For me, it was the large photograph of a smiling soldier with a bandaged head that had that familiar Imperial War Museum stomach-twisting effect. But this is an exhibition specifically for kids, and Humphrey completely disagrees with me about the books. “Come on, Mum, they're great,” he protests. “I usually skim-read normal history books, but with Horrible Histories I actually bother to read all of it.” He wanted to give the show five stars. It must be a Generation X meets X-Box generation thing.
The Horrible Histories: Frightful First World War (free entry) opens at the Imperial War Museum North, Manchester (0161-836 4000, north.iwm.org.uk), on Saturday with a day of costumes, craft, music and drama. The exhibition runs until January 2009
Humphrey's Horrible Histories hit list
Object-handling session: “The object-handling session scored top because it feels special to hold and wear real First World War items. The hats were itchier, the grenades were heavier and the shells for the 13- pounder gun were much bigger than expected.”
Interactive touch-screen quizzes: “I learnt that people weren't allowed to write abroad in invisible ink or speak in a foreign language on the phone.”
Martin Brown's cartoons: “The cartoons made things seem a bit happier than they were and should stop kids being put off by all the misery.”
German trench gun: “It was like a tiny cannon from a ship.
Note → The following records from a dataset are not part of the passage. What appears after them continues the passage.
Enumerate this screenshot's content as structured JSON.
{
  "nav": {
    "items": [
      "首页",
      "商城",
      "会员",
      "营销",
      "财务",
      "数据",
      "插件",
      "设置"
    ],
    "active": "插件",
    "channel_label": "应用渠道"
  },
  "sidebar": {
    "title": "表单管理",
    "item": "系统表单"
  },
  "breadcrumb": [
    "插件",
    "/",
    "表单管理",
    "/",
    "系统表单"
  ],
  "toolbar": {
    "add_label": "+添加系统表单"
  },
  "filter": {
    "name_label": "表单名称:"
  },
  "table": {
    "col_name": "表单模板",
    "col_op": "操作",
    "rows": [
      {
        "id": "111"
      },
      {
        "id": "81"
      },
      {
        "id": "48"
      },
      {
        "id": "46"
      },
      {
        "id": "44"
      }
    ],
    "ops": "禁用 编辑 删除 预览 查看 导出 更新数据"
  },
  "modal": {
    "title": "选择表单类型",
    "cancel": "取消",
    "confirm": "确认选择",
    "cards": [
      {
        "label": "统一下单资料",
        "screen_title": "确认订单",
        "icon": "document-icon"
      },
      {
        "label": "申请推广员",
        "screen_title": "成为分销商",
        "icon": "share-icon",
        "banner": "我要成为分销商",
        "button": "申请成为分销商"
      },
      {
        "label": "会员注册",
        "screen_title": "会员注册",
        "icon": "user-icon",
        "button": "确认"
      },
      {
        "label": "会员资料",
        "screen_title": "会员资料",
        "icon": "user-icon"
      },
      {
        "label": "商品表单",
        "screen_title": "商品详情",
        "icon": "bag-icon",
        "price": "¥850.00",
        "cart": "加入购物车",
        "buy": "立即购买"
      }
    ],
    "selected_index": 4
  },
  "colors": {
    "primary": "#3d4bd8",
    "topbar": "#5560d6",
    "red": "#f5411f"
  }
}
I like anything that you can touch or look down the barrel of; it makes history more real.”
And what didn't work:
Letters home: “There were a lot of letters where the writing was small and unclear.”
Trench smells: “The mustard gas and stink of socks really got stuck in your nostrils.”
Films on a loop: “The Battle of the Somme film was good, but I wasn't interested in the munitionette women playing football outside their factory in Southend.”